John Key’s promising new capital spending projects left, right, and centre that would be funded by asset sales. But, with the European debt crisis spreading, the odds of getting $5-$7 billion for slices of our energy companies and Air NZ are worsening. So what’s the plan when they need more money for Key’s promises? What do you think?
That’s right, sell more assets.
Partial privatisation of the big SOEs would be just the first stage, a stop-gap to avoid a small amount of extra debt (Labour’s net debt track peaks at $52 billion compared to National’s at $48 billion) while maintaining funding for new capital spending. Once that money is gone, which could be much sooner than expected if the sales revenue is smaller than forecast, then they would have to sell the other half of those companies, or Kiwibank, or the remaining small beer SOEs.

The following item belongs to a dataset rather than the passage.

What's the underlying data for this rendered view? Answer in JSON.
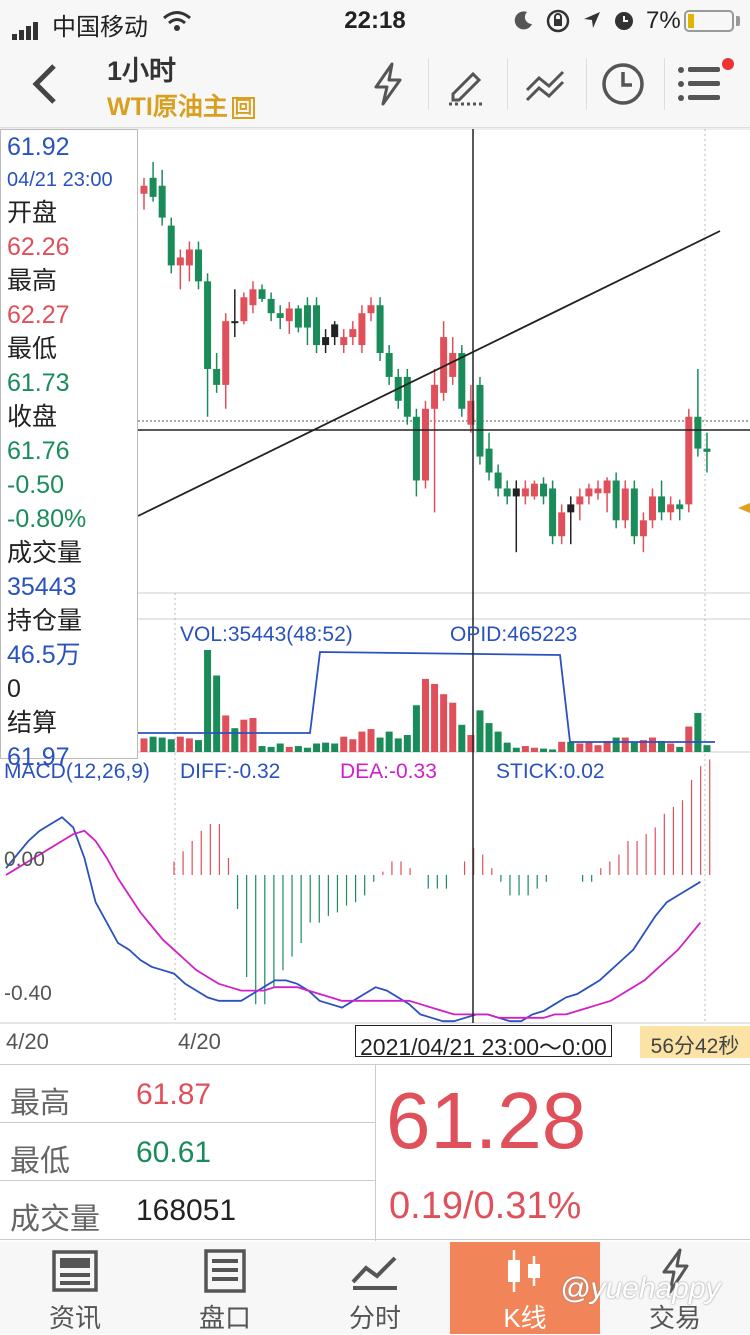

Key admitted as much yesterday saying that more could be on the block if the first round were to ‘go well‘.
This just reflects what a fundamentally short-term policy asset sales is. We would lose the dividend stream for a one-off revenue hit, and when that hit is used up they would go in search of more to sell.
Good on Phil Goff for saying his first action in government would be to stop the sales process, which National has already begun without a mandate.
What we need are the sustainable plans presented by the Greens and Labour – getting the revenue for capital investment from capital gains tax and SOE dividends, not flogging off our most valuable assets.